Сам он, Коноплев, отметил тогда противоречие, никем и ничем доныне не снятое. Наибольшим доказательством реальности его приключения являлось в глаза всех то, что он абсолютно точно, не сбиваясь, со множеством подробностей, зафиксированных только в его памяти, припоминал, отчасти дополняя и уточняя все, что было вкратце намечено записями в парусиновом блокноте. Не то чтобы он слепо повторял рассказанное на его страницах. Нет, он передавал тоже, однако расцвечивая его такими частностями и деталями, такими колоритными штрихами, какие мы привыкли слышать только из уст очевидцев, разглядывающих, скажем, кучу фотографий, относящихся к путешествию пережитому и уже почти забытому. Без них вспомнить былое было бы невозможно. С ними воспоминания текут рекой.
Приведем пример: сцена прощания Коноплева и Ки-о-Куака совсем отсутствует в дневнике. Сказано просто: «В 16 часов Ки ушел навстречу нашим». Ни слова не говорится о его дальнейшей судьбе.
В рассказах же Коноплева (как и в любопытном письме) сцена эта повторялась уже с рядом красочных подробностей. Известно, скажем, что в дальнейшем Коноплеву удалось встретиться с подростком в Большом Селении Тук-кхаи, что тот, не успев соединиться с членами экспедиции, оказался невольным свидетелем их гибели в затопленной в результате обвала дикой и узкой долине-каньоне Хо-Конга…
Но уже сам Коноплев заметил (а позднее профессор Бронзов подтвердил очень убедительными примерами), что его память была странным образом точно ограничена рамками и крайними датами дневника. Он очень ясно видел себя сидящим в беспомощном состоянии на розоватой полоске песка в русле тенистого Хо-Конга и сознающим, что ему «…зит неминуемая гибель». Он куда более смутно – поскольку дневник обрисовывает их в виде «вставной новеллы», в виде «возвращения к прошлому» – припоминает трое суток, проведенных экспедицией в порту. Ничего, решительно ничего он не был в состоянии сказать о том, что происходило с ним до приезда за границу.

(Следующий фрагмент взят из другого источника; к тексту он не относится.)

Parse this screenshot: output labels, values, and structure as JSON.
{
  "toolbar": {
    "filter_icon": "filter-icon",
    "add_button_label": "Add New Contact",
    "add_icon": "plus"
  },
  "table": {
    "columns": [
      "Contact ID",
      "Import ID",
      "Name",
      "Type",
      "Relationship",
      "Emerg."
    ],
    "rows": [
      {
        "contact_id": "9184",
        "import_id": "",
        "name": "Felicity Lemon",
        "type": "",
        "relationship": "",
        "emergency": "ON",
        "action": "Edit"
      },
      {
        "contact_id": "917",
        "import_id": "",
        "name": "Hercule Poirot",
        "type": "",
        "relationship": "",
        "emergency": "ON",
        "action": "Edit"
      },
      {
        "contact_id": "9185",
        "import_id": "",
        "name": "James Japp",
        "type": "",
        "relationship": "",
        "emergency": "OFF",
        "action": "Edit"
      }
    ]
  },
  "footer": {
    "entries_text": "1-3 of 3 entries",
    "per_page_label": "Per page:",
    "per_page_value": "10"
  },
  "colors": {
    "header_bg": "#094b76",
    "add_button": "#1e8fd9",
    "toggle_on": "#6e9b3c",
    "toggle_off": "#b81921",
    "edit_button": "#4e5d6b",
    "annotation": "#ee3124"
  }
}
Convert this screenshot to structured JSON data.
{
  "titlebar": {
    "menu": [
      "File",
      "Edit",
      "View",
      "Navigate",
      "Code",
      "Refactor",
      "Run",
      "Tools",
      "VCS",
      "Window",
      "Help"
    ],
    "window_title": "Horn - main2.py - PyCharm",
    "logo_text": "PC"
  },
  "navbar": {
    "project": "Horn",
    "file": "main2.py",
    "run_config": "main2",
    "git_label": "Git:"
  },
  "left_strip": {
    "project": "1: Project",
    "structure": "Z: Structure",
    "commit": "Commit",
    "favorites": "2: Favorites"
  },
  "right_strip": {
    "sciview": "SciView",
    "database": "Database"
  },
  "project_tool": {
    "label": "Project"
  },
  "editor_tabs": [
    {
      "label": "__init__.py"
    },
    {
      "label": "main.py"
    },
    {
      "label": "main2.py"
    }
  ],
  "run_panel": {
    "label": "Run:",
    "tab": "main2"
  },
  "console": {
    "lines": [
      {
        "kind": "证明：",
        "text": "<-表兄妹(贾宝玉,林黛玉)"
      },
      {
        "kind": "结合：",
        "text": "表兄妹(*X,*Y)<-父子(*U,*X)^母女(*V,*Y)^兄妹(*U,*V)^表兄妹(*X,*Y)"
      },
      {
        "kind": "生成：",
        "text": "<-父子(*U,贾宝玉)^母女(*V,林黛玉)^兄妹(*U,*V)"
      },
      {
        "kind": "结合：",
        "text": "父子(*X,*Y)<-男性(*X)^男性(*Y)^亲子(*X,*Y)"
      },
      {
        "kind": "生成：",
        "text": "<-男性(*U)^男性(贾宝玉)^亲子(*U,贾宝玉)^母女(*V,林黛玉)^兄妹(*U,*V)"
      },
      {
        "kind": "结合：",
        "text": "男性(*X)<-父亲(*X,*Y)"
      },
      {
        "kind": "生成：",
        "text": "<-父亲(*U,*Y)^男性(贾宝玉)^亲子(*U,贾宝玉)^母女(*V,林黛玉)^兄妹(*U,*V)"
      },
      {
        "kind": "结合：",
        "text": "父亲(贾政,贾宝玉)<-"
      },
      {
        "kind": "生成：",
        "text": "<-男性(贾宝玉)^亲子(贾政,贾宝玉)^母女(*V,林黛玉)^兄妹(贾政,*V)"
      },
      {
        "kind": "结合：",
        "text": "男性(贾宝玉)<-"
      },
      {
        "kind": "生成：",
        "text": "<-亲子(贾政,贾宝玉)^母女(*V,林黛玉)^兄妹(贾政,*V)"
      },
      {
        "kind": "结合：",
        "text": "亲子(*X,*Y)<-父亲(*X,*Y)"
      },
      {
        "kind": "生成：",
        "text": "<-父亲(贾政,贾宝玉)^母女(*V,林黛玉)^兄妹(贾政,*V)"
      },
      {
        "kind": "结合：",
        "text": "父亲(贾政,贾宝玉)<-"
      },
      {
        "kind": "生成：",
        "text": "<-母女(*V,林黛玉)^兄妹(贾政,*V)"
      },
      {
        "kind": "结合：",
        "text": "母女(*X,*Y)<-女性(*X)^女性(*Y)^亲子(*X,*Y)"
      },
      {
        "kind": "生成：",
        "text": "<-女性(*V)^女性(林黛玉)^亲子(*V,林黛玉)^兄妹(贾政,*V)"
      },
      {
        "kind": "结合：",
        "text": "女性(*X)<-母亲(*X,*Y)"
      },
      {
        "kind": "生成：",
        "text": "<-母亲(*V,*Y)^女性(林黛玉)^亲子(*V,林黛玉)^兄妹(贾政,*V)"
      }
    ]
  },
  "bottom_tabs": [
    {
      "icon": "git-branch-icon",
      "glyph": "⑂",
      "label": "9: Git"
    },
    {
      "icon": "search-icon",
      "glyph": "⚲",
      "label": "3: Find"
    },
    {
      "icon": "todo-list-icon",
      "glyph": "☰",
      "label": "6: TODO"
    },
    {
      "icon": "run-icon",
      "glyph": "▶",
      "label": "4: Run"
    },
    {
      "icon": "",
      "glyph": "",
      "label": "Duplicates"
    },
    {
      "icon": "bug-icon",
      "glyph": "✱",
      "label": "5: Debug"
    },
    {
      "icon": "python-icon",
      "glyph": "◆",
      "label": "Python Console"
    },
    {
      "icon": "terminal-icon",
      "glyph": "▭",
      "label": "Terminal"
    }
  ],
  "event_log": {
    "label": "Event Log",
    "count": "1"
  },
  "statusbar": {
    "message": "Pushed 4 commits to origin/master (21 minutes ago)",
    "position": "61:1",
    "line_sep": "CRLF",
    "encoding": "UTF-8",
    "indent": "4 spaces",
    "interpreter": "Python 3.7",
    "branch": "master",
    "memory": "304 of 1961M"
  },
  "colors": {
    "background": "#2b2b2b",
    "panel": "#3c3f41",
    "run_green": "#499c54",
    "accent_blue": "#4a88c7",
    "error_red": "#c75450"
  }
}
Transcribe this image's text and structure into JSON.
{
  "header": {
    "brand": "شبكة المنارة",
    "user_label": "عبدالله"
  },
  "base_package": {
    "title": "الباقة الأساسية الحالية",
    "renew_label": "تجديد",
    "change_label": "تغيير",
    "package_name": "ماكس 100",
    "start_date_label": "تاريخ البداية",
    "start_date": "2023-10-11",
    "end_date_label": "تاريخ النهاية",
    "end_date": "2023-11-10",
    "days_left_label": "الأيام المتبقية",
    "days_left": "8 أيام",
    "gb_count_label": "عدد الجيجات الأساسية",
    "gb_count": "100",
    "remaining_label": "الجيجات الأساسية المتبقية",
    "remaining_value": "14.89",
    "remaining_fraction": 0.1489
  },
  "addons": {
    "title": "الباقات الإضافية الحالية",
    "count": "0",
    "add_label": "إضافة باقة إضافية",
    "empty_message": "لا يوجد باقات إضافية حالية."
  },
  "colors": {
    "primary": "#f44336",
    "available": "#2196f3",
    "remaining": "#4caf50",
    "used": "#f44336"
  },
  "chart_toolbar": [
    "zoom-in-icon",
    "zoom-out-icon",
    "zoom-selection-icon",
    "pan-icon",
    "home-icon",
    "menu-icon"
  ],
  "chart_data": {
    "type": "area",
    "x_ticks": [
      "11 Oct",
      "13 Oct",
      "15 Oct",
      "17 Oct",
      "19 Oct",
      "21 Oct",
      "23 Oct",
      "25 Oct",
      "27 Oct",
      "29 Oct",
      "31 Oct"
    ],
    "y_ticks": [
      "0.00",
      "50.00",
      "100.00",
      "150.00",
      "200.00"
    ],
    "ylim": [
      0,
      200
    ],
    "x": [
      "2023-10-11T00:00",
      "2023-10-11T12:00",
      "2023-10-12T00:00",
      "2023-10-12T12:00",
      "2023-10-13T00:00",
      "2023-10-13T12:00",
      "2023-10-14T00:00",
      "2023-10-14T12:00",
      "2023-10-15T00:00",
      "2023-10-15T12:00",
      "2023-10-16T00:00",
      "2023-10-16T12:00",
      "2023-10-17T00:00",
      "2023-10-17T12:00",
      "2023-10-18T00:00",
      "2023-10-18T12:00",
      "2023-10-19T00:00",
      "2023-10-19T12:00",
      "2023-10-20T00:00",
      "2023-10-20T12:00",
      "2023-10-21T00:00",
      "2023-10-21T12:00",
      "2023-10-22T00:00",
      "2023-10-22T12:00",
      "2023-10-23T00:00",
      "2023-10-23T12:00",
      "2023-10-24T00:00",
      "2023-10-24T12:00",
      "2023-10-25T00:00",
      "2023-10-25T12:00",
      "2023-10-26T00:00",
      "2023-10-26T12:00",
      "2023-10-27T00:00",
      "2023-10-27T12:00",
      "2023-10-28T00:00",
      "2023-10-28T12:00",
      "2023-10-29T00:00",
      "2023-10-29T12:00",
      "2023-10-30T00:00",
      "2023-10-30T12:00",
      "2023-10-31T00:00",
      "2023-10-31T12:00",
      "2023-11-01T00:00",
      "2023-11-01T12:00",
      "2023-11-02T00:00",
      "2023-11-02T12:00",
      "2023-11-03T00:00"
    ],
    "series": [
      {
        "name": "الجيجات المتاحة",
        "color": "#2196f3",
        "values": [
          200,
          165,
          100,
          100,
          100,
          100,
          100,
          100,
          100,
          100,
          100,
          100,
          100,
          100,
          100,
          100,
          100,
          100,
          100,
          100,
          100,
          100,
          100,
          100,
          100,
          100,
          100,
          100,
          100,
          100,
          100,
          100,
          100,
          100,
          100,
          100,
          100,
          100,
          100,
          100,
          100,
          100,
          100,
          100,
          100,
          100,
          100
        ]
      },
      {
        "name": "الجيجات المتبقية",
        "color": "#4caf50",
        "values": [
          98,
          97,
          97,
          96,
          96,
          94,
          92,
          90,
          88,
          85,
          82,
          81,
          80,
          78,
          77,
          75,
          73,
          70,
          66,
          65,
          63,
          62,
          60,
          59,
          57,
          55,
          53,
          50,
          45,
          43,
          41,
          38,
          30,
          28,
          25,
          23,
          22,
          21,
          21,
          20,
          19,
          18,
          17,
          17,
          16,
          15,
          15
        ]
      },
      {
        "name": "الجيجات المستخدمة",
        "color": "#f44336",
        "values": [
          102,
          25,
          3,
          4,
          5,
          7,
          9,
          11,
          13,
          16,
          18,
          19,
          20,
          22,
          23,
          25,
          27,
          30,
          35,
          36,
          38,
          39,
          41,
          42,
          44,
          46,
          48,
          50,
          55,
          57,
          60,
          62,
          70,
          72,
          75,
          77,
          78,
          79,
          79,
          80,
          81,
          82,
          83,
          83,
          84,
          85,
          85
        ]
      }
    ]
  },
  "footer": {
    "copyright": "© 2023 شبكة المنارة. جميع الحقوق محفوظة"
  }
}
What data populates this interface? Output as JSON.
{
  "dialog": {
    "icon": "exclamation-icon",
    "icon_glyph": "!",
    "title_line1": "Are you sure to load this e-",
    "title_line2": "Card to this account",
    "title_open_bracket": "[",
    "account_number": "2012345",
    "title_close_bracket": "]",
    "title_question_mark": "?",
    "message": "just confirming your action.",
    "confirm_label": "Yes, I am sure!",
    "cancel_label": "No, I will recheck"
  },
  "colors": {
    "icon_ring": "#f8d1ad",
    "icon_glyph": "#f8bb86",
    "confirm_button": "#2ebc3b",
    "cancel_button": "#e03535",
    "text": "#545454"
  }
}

Это естественно (?), поскольку все, что было до этого, являлось, бесспорно, содержанием «Тетради № 1», которая не попала ему в руки. Впечатление такое, точно с исчезнувшим первым блокнотом записей была вырвана из его мозга целая сюита воспоминаний.
Совершенно то же и – в другую сторону. Связный ход воспоминаний его пресекается внезапно и грубо совершенно так же, как обрываются записи в «Тетради № 2». Паланкин, в котором несут мужа Золотоликой, углубляется в «римбу», и полог ветвей на повороте закрыл вершину возвышающегося над буйными зарослями Вулкана. Вполне понятно, что великолепной горы путник больше уже не увидит. Но крайне странно то, что именно на этом, почти что снова на полуслове, завеса падает не только на дневниковые записи, но и на картины, сохранившиеся в памяти Андрея Коноплева.
«В 12.00 тронулись с места.
Она смотрела вниз до вечера. Наутро я еще мог различить ее, как белое пятно высоко над собой. Потом мы вступили в лес. Благоприятный знак: хризопелёа орната слетела над моими носилками с пальмы. В тот же миг ветви арека закрыли от меня навсегда гигантскую стену Вулкана. Два дня спустя мы…»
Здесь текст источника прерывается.